Starting in a dark cylindrical tunnel, I made my way towards a dim light source. A door. I pressed A and solved the first puzzle – a simple navigational maze. The door opens. It’s dark inside save for another mysterious panel with another maze to solve. That door opens, but this time there’s a light at what must be the top of some stairs. Bright colour floods in from the outside world. So began my exploration into the world of The Witness.
Outside is a courtyard. I’m trapped. There are numerous panels scattered around, each one is connected to the next via wires, but only one has power. Solving the puzzle makes an unknown electrical source flow down the wire leading me to the next panel. Solving all the panels reveals a final larger one that controls an illuminated gate that looks a little like the grids of the mazes I’ve been solving.
Beyond the courtyard is a vast island bathed in gorgeous contrasting colours and made up of different areas including a marsh, quarry and lush forests. There land is scattered with more of these maze puzzles to solve, each one more devious than the last and with new mechanics dropped in to really push your thinking and logic solving skills. Each new mechanic is never explained. Each puzzle has no hints and at times, this can get quite difficult with no apparent solution or obvious direction to head in, which could potentially frustrate novice puzzle solvers out there. Often I walked around aimlessly looking for another puzzle to solve, which at times is the best course of action.

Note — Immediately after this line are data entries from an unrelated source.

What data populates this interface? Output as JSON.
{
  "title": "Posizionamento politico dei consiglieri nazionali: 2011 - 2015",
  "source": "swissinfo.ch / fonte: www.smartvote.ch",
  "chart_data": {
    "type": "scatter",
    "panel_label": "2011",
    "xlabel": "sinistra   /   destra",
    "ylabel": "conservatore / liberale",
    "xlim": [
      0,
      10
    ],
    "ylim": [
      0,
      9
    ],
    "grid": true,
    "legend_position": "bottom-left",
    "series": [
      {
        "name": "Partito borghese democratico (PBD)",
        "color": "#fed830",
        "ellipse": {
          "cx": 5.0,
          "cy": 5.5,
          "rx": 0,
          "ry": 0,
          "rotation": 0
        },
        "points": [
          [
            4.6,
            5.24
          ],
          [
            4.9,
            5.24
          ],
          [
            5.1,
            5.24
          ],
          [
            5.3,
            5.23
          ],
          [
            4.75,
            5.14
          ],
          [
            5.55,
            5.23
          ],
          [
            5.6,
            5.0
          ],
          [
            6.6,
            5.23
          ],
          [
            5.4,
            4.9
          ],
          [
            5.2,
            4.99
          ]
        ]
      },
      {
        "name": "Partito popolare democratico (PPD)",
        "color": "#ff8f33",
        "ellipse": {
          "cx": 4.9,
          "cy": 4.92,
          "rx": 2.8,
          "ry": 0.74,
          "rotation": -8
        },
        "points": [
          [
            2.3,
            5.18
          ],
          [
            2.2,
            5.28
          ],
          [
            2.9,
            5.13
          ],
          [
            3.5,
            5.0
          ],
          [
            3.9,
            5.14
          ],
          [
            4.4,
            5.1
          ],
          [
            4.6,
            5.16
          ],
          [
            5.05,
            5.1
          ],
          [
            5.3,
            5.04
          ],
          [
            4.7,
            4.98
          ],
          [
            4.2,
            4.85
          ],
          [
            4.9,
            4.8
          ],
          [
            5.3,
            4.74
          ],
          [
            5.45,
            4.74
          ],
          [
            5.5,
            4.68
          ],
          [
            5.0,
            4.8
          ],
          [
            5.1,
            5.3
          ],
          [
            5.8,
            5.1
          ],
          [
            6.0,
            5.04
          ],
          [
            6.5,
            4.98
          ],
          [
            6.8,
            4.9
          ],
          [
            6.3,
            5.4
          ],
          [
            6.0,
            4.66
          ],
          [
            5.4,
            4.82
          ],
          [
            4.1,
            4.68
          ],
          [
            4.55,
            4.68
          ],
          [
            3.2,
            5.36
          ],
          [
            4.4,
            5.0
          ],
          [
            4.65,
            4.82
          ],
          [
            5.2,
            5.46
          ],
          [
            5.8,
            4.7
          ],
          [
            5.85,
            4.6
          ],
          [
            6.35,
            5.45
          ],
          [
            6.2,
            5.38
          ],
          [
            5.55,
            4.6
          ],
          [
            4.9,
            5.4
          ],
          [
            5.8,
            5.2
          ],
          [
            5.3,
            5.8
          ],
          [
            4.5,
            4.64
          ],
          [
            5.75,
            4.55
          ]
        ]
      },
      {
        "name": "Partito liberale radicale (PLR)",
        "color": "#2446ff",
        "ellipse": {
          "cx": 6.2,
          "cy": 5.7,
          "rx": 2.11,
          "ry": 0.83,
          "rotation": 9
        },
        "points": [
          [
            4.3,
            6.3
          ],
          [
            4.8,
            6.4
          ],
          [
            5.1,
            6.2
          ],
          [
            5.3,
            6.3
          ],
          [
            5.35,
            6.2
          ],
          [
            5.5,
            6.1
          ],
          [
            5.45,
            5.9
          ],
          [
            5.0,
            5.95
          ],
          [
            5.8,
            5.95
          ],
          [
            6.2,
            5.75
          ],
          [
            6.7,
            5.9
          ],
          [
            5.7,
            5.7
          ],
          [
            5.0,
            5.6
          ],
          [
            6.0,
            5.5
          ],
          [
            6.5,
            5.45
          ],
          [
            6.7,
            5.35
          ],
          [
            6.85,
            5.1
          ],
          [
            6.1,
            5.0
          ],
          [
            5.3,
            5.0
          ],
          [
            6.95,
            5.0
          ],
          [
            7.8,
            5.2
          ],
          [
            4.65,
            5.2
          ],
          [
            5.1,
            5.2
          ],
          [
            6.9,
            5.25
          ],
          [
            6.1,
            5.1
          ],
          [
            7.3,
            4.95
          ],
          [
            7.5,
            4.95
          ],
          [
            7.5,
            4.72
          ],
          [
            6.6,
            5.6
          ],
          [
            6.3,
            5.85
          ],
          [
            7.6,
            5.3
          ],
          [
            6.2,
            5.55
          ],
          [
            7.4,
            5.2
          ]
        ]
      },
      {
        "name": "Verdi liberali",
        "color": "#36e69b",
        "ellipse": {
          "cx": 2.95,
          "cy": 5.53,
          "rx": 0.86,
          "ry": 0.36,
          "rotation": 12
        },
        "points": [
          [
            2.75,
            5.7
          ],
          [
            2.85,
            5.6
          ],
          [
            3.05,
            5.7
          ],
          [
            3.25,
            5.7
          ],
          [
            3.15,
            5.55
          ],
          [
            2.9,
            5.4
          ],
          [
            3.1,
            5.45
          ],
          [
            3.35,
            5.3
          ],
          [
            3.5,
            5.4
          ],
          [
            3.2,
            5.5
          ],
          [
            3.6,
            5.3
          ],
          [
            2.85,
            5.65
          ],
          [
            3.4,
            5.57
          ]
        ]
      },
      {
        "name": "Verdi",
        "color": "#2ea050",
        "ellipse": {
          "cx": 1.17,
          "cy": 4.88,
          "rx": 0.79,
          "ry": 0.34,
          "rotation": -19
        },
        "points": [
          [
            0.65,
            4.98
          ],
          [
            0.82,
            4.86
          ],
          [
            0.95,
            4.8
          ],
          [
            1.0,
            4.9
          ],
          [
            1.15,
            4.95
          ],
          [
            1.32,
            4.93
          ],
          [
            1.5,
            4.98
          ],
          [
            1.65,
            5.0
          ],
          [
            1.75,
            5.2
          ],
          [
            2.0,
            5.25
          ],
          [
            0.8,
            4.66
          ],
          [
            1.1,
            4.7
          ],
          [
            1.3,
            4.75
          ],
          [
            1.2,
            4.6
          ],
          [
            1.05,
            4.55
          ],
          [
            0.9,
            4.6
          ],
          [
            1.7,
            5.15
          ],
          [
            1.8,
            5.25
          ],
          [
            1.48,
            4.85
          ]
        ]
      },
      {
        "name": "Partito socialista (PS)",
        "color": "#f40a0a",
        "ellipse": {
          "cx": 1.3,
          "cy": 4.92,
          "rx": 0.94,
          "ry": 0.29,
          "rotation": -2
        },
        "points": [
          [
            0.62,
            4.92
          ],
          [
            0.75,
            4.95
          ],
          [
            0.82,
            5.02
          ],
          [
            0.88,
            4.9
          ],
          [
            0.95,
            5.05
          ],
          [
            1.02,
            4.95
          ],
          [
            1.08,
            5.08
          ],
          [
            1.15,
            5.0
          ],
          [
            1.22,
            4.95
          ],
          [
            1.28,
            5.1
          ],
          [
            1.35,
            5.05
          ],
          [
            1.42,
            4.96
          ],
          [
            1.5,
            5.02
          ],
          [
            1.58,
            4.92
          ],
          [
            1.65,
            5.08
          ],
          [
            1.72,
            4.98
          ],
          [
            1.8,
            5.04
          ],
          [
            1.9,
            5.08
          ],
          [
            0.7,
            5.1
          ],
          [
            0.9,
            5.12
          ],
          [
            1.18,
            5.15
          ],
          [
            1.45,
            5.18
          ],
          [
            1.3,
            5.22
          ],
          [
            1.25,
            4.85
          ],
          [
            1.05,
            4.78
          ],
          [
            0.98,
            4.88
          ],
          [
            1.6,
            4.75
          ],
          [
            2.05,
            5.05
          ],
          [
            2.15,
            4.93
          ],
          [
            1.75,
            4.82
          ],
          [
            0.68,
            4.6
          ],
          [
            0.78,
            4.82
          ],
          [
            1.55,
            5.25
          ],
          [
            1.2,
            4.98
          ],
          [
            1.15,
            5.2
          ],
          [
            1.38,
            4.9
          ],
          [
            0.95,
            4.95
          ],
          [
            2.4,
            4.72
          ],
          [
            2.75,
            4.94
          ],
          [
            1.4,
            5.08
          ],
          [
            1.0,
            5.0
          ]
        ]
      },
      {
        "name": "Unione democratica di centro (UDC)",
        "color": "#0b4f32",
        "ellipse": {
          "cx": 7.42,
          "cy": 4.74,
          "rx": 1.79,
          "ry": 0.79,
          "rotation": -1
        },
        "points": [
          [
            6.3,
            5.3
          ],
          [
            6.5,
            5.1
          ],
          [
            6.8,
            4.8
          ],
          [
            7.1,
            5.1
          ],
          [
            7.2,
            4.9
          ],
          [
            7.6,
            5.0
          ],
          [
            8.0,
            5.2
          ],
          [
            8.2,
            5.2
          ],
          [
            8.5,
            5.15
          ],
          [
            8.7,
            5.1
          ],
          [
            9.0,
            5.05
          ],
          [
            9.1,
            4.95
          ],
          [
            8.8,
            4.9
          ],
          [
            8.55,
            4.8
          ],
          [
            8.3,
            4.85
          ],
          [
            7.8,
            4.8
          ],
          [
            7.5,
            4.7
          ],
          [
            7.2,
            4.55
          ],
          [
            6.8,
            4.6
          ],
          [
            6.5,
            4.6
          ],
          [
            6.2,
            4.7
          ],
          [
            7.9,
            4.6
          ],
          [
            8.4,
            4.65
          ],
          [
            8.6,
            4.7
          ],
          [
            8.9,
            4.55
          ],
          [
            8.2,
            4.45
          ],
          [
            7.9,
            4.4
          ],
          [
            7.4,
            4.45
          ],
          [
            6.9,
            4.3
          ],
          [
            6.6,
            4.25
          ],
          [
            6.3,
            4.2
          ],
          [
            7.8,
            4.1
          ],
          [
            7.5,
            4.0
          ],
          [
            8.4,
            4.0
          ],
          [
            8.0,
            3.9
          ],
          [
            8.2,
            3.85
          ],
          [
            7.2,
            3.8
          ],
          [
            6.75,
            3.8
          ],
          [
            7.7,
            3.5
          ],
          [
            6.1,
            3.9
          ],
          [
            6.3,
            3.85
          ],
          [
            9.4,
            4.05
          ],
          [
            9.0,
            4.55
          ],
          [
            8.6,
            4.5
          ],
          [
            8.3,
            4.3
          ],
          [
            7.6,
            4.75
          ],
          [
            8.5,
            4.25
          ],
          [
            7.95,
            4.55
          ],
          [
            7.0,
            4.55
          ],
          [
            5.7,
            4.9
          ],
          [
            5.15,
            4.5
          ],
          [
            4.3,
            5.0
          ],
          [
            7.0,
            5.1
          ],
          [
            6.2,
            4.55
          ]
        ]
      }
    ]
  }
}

With no obvious path (and no map) you will stumble across puzzles that make little sense, but by finding the right group of puzzles, you will discover the logic to their solution and solve those that may have initially seemed impossible. The Witness steps up the difficulty brilliantly before hitting you with a set of puzzles that combine several of the mechanics.
There’s some wonderful puzzles too – although it may not seem it at the time – that will have you chuckling with joy at the creativity of the solution, especially when sound and the environment come into play when deciphering the solution. A small hint, have a pen and paper to hand – I think the last time I did this was to draw out mazes back on a C64 game!
Through numerous recordings and a secret hidden theatre, a glimmer of story is revealed, but its all so ambiguous that it’s up to the viewer to decide what the island is really about – what are these statues? Who am I? Why am I even here? Without spoiling things too much – the ending even has two sections if you can find the entrance to the second ending – I’ve already said too much although there is a clue in this review – if you’ve learnt anything from your time on the island you will find the ending without any help and maybe an answer to some of your questions.
For such a simple take on puzzle solving, the maze puzzles can get phenomenally hard – wonderfully so – and some of the puzzles can easily be missed if you don’t ‘get’ the game’s conclusion. Should the penny drop, then there’s a whole heap of puzzles that add to the mystery of the island.
I’ve bested the main game, stumbled across the ‘other’ ending and attempting the time trial challenge, yet I still feel there’s a whole heap to The Witness that I haven’t discovered yet. Is The Witness too clever for its own good? Maybe, but I’m enthralled by it and even though there is no narrative, The Witness has propelled itself to sit firmly at the top of my all time favourite puzzler list.